Keys to Learn: Ubisoft porta i videogiochi sui banchi di scuola
Come Assassin's Creed e Minecraft possono rivoluzionare l'apprendimento.
Nei giorni scorsi Ubisoft ha organizzato una serie di panel raccolti sotto lo stendardo di Keys to Learn, un'iniziativa pensata per promuovere il videogioco quale importante alleato dei professori nei confini delle istituzioni scolastiche. Si tratta di una tematica al limite del tabù, perché se da una parte la nostra "bolla sociale" è ben informata riguardo le straordinarie caratteristiche che rendono il medium del videogame uno strumento unico nel suo genere, dall'altra parte del tavolo c'è una cultura di massa che spesso e volentieri guarda con grande diffidenza gli universi virtuali.
Non vi nascondiamo che nell'approcciare Keys to Learn abbiamo tradito un pizzico di quel bias tipicamente italiano, domandandoci ad esempio se qualche genitore o collega avesse criticato l'approccio di Judith Brisson, un'insegnante di storia al college Jean de la Mennais in Canada che ha guidato i suoi studenti attraverso i panorami di Assassin's Creed: Odissey per spiegare la struttura sociale dell'antica Grecia, portandoli per mano fra le poleis e i personaggi che ne hanno influenzato il destino.

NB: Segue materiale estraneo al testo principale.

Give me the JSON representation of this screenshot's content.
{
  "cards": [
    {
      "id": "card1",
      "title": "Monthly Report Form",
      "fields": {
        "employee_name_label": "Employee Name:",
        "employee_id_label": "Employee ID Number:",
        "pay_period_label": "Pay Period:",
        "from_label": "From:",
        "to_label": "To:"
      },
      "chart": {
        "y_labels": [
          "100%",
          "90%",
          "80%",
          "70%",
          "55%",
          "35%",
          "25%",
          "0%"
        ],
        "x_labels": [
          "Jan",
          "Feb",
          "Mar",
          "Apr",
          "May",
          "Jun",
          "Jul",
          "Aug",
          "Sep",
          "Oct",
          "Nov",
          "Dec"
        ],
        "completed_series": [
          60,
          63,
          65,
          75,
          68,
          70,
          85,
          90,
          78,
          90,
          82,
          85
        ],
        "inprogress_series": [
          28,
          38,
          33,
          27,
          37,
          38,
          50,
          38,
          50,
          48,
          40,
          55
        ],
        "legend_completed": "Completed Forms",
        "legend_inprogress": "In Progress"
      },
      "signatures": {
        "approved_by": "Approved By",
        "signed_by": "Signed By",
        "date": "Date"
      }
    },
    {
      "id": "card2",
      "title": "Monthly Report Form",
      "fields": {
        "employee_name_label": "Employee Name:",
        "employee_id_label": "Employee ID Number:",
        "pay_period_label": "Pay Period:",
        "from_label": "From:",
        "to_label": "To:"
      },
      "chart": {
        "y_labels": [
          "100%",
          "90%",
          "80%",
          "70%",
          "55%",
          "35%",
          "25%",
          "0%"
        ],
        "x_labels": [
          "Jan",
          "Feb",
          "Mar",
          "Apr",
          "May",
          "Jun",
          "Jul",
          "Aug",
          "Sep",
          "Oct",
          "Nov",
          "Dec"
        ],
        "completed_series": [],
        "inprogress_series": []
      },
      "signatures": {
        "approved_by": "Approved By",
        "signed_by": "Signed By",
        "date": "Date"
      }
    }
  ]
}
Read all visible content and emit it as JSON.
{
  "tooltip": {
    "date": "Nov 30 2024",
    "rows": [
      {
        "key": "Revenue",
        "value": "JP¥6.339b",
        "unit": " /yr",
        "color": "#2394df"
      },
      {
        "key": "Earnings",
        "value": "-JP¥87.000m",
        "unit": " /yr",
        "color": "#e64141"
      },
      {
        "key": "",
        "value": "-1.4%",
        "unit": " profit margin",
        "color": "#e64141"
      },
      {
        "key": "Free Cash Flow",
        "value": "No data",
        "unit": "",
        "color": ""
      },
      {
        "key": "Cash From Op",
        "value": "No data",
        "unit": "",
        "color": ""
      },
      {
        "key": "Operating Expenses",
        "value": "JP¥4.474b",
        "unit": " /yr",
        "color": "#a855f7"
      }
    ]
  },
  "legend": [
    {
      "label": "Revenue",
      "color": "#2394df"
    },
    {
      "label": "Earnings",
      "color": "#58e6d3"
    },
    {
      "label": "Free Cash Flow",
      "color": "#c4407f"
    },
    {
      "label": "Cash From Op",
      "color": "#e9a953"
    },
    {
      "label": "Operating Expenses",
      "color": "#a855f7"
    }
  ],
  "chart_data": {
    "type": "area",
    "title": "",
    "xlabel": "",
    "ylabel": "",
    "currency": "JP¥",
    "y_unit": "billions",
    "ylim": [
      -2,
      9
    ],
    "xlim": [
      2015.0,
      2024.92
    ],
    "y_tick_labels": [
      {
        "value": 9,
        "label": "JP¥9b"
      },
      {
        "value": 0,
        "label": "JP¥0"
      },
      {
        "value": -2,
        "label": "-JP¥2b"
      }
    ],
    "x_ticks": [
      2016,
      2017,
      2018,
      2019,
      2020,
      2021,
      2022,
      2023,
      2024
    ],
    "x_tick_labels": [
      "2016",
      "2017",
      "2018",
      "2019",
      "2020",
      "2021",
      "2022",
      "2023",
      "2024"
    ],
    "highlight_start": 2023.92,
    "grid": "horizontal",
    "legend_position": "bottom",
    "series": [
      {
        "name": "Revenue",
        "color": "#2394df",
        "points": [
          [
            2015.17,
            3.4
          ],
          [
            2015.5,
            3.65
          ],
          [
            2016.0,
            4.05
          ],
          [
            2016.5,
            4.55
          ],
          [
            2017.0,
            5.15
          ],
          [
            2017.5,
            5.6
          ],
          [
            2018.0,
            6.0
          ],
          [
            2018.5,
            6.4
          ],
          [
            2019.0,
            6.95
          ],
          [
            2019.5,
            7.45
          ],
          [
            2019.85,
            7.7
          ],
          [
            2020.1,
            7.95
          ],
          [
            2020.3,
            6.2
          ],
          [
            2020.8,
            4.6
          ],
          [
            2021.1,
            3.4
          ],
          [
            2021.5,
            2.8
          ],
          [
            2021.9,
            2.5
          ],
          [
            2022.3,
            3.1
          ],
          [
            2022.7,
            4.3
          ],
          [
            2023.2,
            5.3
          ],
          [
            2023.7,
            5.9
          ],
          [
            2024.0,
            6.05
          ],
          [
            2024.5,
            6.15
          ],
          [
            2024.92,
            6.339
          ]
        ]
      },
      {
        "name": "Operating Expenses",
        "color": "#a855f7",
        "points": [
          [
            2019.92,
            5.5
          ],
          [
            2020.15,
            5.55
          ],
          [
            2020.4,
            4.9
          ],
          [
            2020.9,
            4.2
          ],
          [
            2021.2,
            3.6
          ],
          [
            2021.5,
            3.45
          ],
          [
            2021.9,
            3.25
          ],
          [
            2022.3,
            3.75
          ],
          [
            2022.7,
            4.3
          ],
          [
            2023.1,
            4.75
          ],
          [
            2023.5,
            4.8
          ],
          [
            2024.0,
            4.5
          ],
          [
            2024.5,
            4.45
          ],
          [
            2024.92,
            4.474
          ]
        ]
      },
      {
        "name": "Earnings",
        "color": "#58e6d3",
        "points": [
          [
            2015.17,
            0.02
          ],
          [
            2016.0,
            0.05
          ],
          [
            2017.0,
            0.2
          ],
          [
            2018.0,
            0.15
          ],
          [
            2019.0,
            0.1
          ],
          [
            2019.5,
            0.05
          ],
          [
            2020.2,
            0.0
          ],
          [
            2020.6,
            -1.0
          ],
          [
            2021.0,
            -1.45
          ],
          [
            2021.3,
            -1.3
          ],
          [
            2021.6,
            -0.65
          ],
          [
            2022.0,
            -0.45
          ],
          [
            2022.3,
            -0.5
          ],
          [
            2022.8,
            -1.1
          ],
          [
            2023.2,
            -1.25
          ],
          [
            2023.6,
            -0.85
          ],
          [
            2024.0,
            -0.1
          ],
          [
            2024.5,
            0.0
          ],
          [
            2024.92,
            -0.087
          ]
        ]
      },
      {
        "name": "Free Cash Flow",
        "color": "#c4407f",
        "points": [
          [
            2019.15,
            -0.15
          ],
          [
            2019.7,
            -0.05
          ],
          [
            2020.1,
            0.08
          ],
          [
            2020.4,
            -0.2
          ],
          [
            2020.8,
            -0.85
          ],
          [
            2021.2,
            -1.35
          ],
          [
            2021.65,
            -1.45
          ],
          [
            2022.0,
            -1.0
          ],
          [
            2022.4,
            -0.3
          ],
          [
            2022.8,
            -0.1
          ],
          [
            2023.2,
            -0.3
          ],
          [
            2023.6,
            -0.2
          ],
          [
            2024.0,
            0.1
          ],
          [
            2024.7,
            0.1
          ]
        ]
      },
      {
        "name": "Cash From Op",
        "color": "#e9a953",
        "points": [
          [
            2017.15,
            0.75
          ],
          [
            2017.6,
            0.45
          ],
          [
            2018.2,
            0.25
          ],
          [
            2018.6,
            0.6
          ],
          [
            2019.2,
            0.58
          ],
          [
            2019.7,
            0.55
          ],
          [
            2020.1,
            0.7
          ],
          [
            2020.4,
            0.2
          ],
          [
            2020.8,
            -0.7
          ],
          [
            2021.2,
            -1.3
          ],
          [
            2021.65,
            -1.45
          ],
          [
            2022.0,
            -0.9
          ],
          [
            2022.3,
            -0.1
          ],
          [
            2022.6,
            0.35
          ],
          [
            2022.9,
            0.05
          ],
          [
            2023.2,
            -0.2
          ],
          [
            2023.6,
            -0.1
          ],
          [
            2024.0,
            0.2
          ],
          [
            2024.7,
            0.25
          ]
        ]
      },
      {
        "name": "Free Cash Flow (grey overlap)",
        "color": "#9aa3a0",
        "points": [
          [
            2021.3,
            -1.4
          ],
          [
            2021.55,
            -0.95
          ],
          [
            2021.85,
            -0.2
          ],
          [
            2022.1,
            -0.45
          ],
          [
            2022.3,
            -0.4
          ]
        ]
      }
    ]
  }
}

Alla fine lo abbiamo domandato alla diretta interessata, scoprendo che il suo particolare programma didattico ha raccolto solamente feedback positivi, oltre a disegnare un sorriso sul volto degli studenti e renderla senza ombra di dubbio l'insegnante più popolare del Jean de la Mennais. La Brisson ha messo a tacere gran parte dei nostri dubbi mettendoci di fronte alla realtà dei fatti, una realtà nella quale il videogioco diventa un'esperienza interattiva al servizio dell'apprendimento, e non in linea teorica, ma nel cuore della pratica, finendo per affiancare i libri nel corso dell'intero programma.
C'è da dire che Judith rappresenta l'ideale della maestra che chiunque vorrebbe trovare dietro la cattedra, una persona appassionata e consapevole di dover catturare l'attenzione di un pubblico spesso avverso, una di quelle che non si limitano a svolgere il compitino, ma che si chiedono come potrebbero coinvolgere i giovani interlocutori sfruttando al massimo i linguaggi propri di quelle generazioni. Insomma, niente di più distante dalla nostra realtà sociale, un contesto nel quale persino i politici arrivano ad emettere sentenze sul mercato dei videogiochi senza svolgere la benché minima ricerca preliminare.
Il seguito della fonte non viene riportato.